The 11th Hour, filled with talking heads and talking points, has some value as a primer on the subject, and is not at all hysterical but for the converted will be about as interesting as remembering to eat your greens and veggies at suppertime," writes
Robert Cashill.
"Climate change awareness is the height of Hollywood fashion, earning comparison with past causes that saw stars rally in support of the Second World War, protest against the Vietnam War and draw attention to the plight of HIV/Aids sufferers," writes
David Smith in the
Guardian. "Driving a hybrid Toyota Prius is now so de rigueur that it was recently reported Hollywood has a nine-month waiting list for them. But the town is hiding an inconvenient truth: last year an academic study found that the film and television industry comes second only to oil refineries in fuelling the smog above the Hollywood hills."
Earlier: "
Cannes. The 11th Hour."
Updates, 8/18: "It is tempting, in a summer filled with bland franchise flicks that make only half-assed attempts at political relevancy (
The Bourne Ultimatum) or are just half-assed in general (
Pirates III), to call the current flurry of documentaries (
No End in Sight,
Manda Bala,
The Devil Came on Horseback) the new disaster films," writes
Michelle Orange at the
Reeler. "This summer's highest profile
ecocatastromentary is
The 11th Hour, and despite an impressive array of talking heads and Leonardo DiCaprio (in his best
Hemingway moustache and a series of crisp button-downs), as a disaster film in this cracking new mold, it's strictly B-movie material."

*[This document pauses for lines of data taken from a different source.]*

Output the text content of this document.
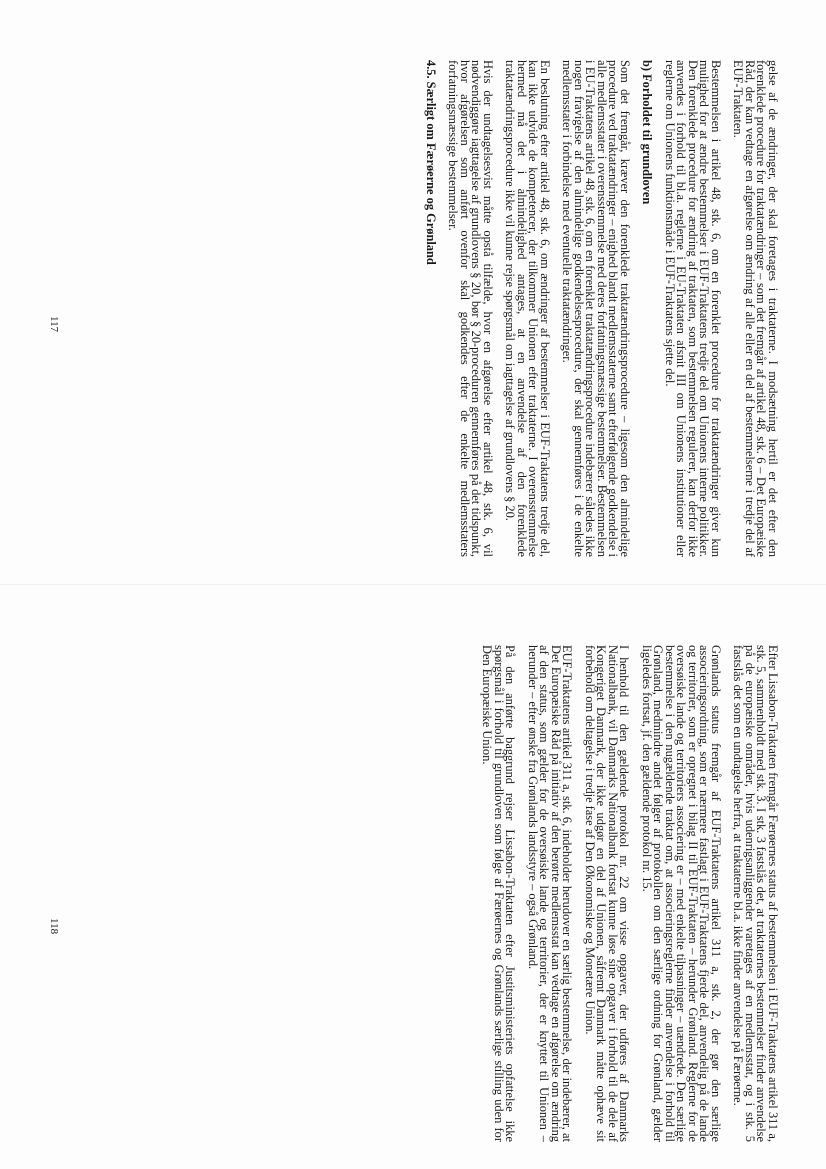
gelse af de ændringer, der skal foretages i traktaterne. I modsætning hertil er det efter den forenklede procedure for traktatændringer – som det fremgår af artikel 48, stk. 6 – Det Europæiske Råd, der kan vedtage en afgørelse om ændring af alle eller en del af bestemmelserne i tredje del af EUF-Traktaten.

Bestemmelsen i artikel 48, stk. 6, om en forenklet procedure for traktatændringer giver kun mulighed for at ændre bestemmelser i EUF-Traktatens tredje del om Unionens interne politikker. Den forenklede procedure for ændring af traktaten, som bestemmelsen regulerer, kan derfor ikke anvendes i forhold til bl.a. reglerne i EU-Traktaten afsnit III om Unionens institutioner eller reglerne om Unionens funktionsmåde i EUF-Traktatens sjette del.

b) Forholdet til grundloven

Som det fremgår, kræver den forenklede traktatændringsprocedure – ligesom den almindelige procedure ved traktatændringer – enighed blandt medlemsstaterne samt efterfølgende godkendelse i alle medlemsstater i overensstemmelse med deres forfatningsmæssige bestemmelser. Bestemmelsen i EU-Traktatens artikel 48, stk. 6, om en forenklet traktatændringsprocedure indebærer således ikke nogen fravigelse af den almindelige godkendelsesprocedure, der skal gennemføres i de enkelte medlemsstater i forbindelse med eventuelle traktatændringer.

En beslutning efter artikel 48, stk. 6, om ændringer af bestemmelser i EUF-Traktatens tredje del, kan ikke udvide de kompetencer, der tilkommer Unionen efter traktaterne. I overensstemmelse hermed må det i almindelighed antages, at en anvendelse af den forenklede traktatændringsprocedure ikke vil kunne rejse spørgsmål om iagttagelse af grundlovens § 20.

Hvis der undtagelsesvist måtte opstå tilfælde, hvor en afgørelse efter artikel 48, stk. 6, vil nødvendiggøre iagttagelse af grundlovens § 20, bør § 20-proceduren gennemføres på det tidspunkt, hvor afgørelsen som anført ovenfor skal godkendes efter de enkelte medlemsstaters forfatningsmæssige bestemmelser.

4.5. Særligt om Færøerne og Grønland
117

Efter Lissabon-Traktaten fremgår Færøernes status af bestemmelsen i EUF-Traktatens artikel 311 a, stk. 5, sammenholdt med stk. 3. I stk. 3 fastslås det, at traktaternes bestemmelser finder anvendelse på de europæiske områder, hvis udenrigsanliggender varetages af en medlemsstat, og i stk. 5 fastslås det som en undtagelse herfra, at traktaterne bl.a. ikke finder anvendelse på Færøerne.

Grønlands status fremgår af EUF-Traktatens artikel 311 a, stk. 2, der gør den særlige associeringsordning, som er nærmere fastlagt i EUF-Traktatens fjerde del, anvendelig på de lande og territorier, som er opregnet i bilag II til EUF-Traktaten – herunder Grønland. Reglerne for de oversøiske lande og territoriers associering er – med enkelte tilpasninger – uændrede. Den særlige bestemmelse i den nugældende traktat om, at associeringsreglerne finder anvendelse i forhold til Grønland, medmindre andet følger af protokollen om den særlige ordning for Grønland, gælder ligeledes fortsat, jf. den gældende protokol nr. 15.

I henhold til den gældende protokol nr. 22 om visse opgaver, der udføres af Danmarks Nationalbank, vil Danmarks Nationalbank fortsat kunne løse sine opgaver i forhold til de dele af Kongeriget Danmark, der ikke udgør en del af Unionen, såfremt Danmark måtte ophæve sit forbehold om deltagelse i tredje fase af Den Økonomiske og Monetære Union.

EUF-Traktatens artikel 311 a, stk. 6, indeholder herudover en særlig bestemmelse, der indebærer, at Det Europæiske Råd på initiativ af den berørte medlemsstat kan vedtage en afgørelse om ændring af den status, som gælder for de oversøiske lande og territorier, der er knyttet til Unionen – herunder – efter ønske fra Grønlands landsstyre – også Grønland.

På den anførte baggrund rejser Lissabon-Traktaten efter Justitsministeriets opfattelse ikke spørgsmål i forhold til grundloven som følge af Færøernes og Grønlands særlige stilling uden for Den Europæiske Union.

118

"[E]ssential viewing," declares
Manohla Dargis in the
New York Times. "It may not change your life, but it may inspire you to recycle that old slogan-button your folks pinned on their dashikis back in the day: If you're not part of the solution, you're part of the problem.... It is our astonishing capacity for hope that distinguishes
The 11th Hour and that speaks so powerfully, in part because it is this all-too-human quality that may finally force us to fight the good fight against the damage we have done and continue to do."
Tasha Robinson at the
AV Club: "As if providing the overbearing yang to [Al]
Gore's overly refined yin,
The 11th Hour arrives as
Inconvenient Truth's evil twin: a film that's so restlessly, numbingly cinematic that it can barely communicate its message."
"It is unabashedly a documentary of talking heads, but it works," writes
Kevin Crust in the
Los Angeles Times. Also, sure, it looks like DiCaprio's movie, "But just as the documentary, which critics have either deemed too gloomy or too hopeful, underscores how everyone and everything is linked and concludes it will take a collective shift of individual determination to save the planet, the project proved a collaboration among a network of allies just as committed to the cause," reports
Rose Apodaca.
"Those who've been paying attention the last few years won't hear anything radically new, though the honor roll of experts interview in the film - sages like
David Suzuki and unexpected wonks like former CIA director
James Woosley - deliver bite-size, sometimes haunting bits of wisdom," writes
Bryan Walsh for
Time.
"Among recent documentaries questioning the status quo (
The Corporation,
When the Levees Broke,
Why We Fight,
An Inconvenient Truth,
Sicko),
The 11th Hour takes the most far-reaching point of view and connects issues into larger patterns, culminating in a truly global call for change," writes
Jürgen Fauth.
Update, 8/20: "What shines through
11th Hour overwhelmingly is the warmth, charisma, caring and unbelievable wisdom of the diverse collection of talking heads in the film, and that goes for DiCaprio as well," writes
Alternet executive editor
Don Hazen. And what can he do now? "One thing DiCaprio could try is pushing for a presidential debate dedicated to environmental issues, following up on the recent Democratic debates focusing on labor and gay and lesbian issues."